There are velcro wrist closures too, so you’ll keep the dirt out. There’s a variety of sizes for both women and men, and there’s even a 100% money back guarantee if you’re not satisfied, so there’s little to lose!
As for negatives, well, these aren’t really suitable for heavy duty work, but then, that’s not what they’re designed for. Plus, there’s no women’s large size for some reason, so if you’re female and have larger hands you might need to buy the men’s version.
Leather and fabric gives the best of both worlds
Wrist closures for added protection
Not suitable for heavy duty work
No women’s large sizes
Jayco Gold Leaf Winter Touch Gloves (Medium/Heavy)

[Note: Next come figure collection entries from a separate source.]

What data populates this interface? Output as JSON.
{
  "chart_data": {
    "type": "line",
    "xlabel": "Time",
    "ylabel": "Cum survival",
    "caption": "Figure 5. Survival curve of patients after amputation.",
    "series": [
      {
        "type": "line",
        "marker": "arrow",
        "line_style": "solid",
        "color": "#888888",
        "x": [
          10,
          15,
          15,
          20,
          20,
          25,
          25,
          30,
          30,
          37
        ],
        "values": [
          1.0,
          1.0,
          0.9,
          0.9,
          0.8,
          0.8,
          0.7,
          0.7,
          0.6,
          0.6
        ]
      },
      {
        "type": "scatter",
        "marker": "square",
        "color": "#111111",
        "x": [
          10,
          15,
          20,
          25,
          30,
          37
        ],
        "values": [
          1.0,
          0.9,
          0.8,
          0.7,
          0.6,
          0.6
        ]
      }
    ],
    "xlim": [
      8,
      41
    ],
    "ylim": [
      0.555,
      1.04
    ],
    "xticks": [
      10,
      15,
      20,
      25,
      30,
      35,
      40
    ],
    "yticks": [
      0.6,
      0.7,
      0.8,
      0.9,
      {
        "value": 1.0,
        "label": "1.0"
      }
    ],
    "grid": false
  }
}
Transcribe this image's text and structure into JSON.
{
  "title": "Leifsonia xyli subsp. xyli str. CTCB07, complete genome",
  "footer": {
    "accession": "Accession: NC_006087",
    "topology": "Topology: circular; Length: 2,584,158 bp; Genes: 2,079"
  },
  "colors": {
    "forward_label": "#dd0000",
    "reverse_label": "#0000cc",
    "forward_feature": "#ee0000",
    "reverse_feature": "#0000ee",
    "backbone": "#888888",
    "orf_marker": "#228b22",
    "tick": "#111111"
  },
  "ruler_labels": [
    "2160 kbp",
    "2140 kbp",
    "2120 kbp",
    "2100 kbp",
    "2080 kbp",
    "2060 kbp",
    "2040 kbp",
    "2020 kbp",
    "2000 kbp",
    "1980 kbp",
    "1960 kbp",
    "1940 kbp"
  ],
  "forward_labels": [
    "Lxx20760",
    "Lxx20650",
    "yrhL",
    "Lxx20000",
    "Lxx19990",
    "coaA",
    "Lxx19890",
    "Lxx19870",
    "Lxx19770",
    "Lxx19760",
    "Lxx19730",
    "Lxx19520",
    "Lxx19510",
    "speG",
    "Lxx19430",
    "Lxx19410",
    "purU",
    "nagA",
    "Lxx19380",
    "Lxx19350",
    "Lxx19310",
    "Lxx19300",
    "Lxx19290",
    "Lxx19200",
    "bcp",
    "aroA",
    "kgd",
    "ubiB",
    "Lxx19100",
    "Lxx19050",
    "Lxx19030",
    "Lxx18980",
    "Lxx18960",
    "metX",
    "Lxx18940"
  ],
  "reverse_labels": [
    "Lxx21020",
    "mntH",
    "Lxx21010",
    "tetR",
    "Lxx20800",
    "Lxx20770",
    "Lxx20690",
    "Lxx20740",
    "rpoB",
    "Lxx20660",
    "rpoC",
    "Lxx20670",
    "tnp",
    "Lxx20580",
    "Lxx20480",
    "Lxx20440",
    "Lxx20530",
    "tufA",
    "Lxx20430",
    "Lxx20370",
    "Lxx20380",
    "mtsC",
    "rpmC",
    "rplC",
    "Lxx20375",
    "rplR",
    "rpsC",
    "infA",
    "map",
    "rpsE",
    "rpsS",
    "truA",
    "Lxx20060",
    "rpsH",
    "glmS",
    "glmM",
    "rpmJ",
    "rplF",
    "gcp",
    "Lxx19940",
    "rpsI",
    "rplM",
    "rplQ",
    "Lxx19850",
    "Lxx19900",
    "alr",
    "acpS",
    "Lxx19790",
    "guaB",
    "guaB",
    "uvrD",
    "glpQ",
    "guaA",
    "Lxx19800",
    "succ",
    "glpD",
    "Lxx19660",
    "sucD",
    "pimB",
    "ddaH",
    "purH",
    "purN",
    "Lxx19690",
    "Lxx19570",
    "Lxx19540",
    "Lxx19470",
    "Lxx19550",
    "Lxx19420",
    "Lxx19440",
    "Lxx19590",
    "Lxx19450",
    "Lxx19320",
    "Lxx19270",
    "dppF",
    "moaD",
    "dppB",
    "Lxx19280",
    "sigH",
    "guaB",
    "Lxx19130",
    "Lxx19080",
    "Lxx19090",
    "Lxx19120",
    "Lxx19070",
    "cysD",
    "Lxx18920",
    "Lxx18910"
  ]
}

Gardening in the winter? Okay, maybe in late autumn. But if temperatures are dropping then look no further than these Winter Touch gardening gloves. The outer layer is soft deerskin leather, then there’s a Ski-Dri waterproof layer, and then there’s a Thinsulate inner lining. All you need to keep yourself dry and warm if the weather isn’t as nice as you’d like.
The palms are reinforced her, making these a good choice for more heavy duty work. And they’re available in both men’s and women’s sizes, so you should be able to get a good fit. You can even stick them in the washing machine.
On the downside, they’re a little bulky for more delicate work. And there’s no real wrist closure, so you’ll need to make sure that you have snug sleeves are you’ll be getting chilly. Other than that though, these are a great choice for foul weather gardening gear.
Waterproof and insulated
Good range of sizes
Not suitable for delicate work
No wrist closure
Briers Advanced Grip and Protect Gloves (Heavy)
Looking to do some seriously heavy duty work in your garden? Then these are the gloves that you need. Whilst the back panel there is a breathable fabric, the front is all action. You get padded palms for comfort, as well as reinforced fingers. There are even silicon dots and anti-slip patches for supreme grip. These gloves can handle just about anything.
You get neoprene cuffs with velcro closure too, so you won’t be letting anything inside. And these gloves can be machine washed on a cold setting. There’s a range of sizes, and Briers also offers additional options such as anti-cut protection and warm lining (though these are not standard, you’ll need to add them to your order).
There are a couple of negatives though. These aren’t exactly thin, and really aren’t great for more delicate tasks. And all that padding and anti-slip stuff means that palms might get a little sweaty despite the breathable back panel.
Lightweight and extremely flexible
Seamless liner to prevent blisters
Not suitable for heavy duty work
Pine Tree Bamboo Working Gloves (Medium)
Finally, something a little bit different. You might not have considered gloves made from bamboo, but there are a few advantages here. Bamboo makes a good lightweight material that’s exceptionally breathable. These gloves soak in sweat, leaving palms dry, are cool in summer and warm in winter. And people with allergies or sensitive skin will find that bamboo gloves don’t provoke any reactions.
These are extremely flexible and dexterous gloves, giving you ultimate control. In fact, you can even use a touchscreen with these gloves on. The cuffs are nice and snug with elastic, and you get an excellent grip even in wet conditions. Add in that these gloves are environmentally friendly as well as machine washable and you’ve got a great pair of gardening gloves.
As for negatives, these aren’t super durable so they’re not going to be great for heavy duty work. They’re also not waterproof. But for everyday use, these are a fantastic pair of gardening gloves.